As duas empresas não são as únicas a atuar no problema de restaurar movimento aos paralisados. Há quatro meses, uma equipe de pesquisadores da Universidade da Califórnia em San Francisco anunciou que restaurou a fala a uma paciente que sofreu um acidente vascular cerebral há 18 anos. Um implante cerebral do tamanho de um cartão de crédito ajudou Ann, de 47 anos de idade, a utilizar a inteligência artificial para fazer um avatar virtual transmitir suas palavras por áudio.

Controvérsias bioéticas

A sugestão de Musk que as pessoas poderão ser mais rápidas em se comunicar com o Telepatia que velocistas da digitação e leiloeiros sugere aderência a certa linha de pensamento. Como nem mesmo a maioria das pessoas que dispõem de saúde completa do sistema nervoso e muscular esquelético consegue falar com a velocidade de um leiloeiro, a ideia de melhoria do padrão normal aponta para o transumanismo, a linha de pensamento de quem não quer apenas aliviar sofrimento, mas “melhorar” a natureza humana pela autonomia individual e integração mais íntima do organismo humano à tecnologia.

“O transumanismo é uma ideologia”, alertou a bioeticista espanhola Elena Postigo, no ano passado. “Um conjunto de ideias sem fundamento racional exaustivo, cuja finalidade é a obtenção de determinados fins concretos”. Ela não se opõe ao objetivo de ajudar pessoas afligidas por sofrimentos decorrentes da perda de movimentos, mas acredita que os transumanistas, entusiastas de modificações do ser humano em direção a um progresso tecnológico, “tomam a parte pelo todo” ao reduzir o ser humano a genes e neurônios, e são adeptos de “uma pseudorreligião, pois suas afirmações não se sustentam no plano racional: trata-se de pura fé na ciência”.
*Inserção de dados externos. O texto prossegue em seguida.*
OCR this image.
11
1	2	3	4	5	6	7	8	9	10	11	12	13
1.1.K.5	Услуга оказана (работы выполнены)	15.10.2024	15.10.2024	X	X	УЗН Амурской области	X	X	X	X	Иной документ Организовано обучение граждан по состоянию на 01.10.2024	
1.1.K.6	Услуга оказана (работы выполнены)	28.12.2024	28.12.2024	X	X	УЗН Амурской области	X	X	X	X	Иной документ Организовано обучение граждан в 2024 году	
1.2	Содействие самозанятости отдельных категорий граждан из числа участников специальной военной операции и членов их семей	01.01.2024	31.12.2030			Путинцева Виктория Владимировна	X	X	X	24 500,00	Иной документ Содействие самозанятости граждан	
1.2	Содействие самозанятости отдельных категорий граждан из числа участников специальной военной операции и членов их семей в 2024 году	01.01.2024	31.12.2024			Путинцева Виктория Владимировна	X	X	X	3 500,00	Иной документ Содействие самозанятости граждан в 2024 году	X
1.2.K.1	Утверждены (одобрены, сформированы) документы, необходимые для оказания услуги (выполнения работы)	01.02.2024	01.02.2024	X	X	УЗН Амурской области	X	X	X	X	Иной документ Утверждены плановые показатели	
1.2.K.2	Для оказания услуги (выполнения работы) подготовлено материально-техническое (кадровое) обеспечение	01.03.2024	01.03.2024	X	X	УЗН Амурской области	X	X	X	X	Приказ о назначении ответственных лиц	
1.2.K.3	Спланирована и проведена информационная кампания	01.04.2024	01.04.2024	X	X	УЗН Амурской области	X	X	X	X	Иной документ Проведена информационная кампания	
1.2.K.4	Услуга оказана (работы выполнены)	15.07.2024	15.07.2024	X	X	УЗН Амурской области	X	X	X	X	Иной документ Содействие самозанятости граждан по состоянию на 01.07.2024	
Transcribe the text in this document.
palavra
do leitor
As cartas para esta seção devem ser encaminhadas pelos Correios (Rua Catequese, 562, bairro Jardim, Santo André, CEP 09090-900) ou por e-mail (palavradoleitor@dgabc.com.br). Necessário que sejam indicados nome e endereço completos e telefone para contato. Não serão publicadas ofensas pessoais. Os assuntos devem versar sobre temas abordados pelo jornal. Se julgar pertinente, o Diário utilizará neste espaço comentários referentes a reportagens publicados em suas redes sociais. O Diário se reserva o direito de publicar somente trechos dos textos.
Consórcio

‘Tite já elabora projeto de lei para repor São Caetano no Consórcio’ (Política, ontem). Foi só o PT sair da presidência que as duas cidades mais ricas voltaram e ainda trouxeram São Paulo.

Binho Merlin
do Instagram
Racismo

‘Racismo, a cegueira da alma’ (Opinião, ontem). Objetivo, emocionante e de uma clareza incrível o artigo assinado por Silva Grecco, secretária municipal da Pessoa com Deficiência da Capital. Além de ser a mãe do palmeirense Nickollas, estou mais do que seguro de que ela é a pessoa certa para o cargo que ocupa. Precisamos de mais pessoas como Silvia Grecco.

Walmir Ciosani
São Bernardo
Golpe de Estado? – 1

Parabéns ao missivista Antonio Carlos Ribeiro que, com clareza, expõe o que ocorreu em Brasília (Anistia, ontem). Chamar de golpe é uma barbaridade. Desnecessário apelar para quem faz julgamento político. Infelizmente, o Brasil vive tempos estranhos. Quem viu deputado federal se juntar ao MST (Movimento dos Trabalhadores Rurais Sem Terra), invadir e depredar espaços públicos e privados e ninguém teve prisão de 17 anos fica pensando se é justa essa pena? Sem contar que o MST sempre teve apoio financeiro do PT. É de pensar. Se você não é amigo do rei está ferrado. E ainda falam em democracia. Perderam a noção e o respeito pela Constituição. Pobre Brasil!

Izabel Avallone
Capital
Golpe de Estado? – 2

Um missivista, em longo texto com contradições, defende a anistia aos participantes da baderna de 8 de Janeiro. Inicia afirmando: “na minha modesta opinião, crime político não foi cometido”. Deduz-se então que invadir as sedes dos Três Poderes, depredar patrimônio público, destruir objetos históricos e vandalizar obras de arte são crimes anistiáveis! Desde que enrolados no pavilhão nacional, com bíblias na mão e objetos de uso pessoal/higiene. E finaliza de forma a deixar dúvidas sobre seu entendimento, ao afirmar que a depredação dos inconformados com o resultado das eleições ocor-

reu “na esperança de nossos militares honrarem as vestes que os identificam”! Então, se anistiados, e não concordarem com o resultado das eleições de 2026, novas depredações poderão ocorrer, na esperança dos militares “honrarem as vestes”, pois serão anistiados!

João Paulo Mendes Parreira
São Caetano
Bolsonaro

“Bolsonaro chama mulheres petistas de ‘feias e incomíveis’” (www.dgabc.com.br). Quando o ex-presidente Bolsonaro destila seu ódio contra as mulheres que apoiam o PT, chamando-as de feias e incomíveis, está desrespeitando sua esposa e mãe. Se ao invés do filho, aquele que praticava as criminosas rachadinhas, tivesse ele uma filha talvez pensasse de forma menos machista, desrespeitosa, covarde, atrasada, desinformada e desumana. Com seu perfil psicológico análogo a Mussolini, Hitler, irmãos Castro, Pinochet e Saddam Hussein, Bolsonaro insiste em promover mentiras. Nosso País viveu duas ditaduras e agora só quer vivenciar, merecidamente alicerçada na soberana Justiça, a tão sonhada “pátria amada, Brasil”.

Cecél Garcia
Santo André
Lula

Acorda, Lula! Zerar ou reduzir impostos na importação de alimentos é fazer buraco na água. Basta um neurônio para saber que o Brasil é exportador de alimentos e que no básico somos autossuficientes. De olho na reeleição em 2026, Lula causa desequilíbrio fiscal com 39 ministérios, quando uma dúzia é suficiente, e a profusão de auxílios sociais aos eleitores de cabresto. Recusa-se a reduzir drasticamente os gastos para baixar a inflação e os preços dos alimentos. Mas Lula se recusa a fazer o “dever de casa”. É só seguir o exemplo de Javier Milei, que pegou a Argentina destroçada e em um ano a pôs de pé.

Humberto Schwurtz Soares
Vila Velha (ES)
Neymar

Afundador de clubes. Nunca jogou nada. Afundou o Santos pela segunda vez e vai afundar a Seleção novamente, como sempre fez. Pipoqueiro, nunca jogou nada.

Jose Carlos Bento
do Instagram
Elon Musk, no entanto, não é um transumanista completamente deslumbrado por um futuro brilhante. Na verdade, ele tem feito alertas a respeito de potenciais efeitos catastróficos do avanço da tecnologia e da inteligência artificial, e vê na integração desses avanços ao organismo humano uma forma de preservar o ser humano e evitar sua extinção por máquinas hostis. Se não se pode contra elas, junta-se a elas, pensa o bilionário.

Preocupa, também, o preço pago em vidas de animais pela tecnologia de interface cérebro-máquina. Enquanto a Synchron teria sacrificado cerca de 80 ovelhas no desenvolvimento de seu estente inteligente, a Neuralink teria sacrificado até 1.500 animais, entre camundongos, ratos, ovelhas, porcos e macacos, até o final de 2022. O governo americano, contudo, disse no ano passado que não encontrou indícios de maus tratos desnecessários aos animais.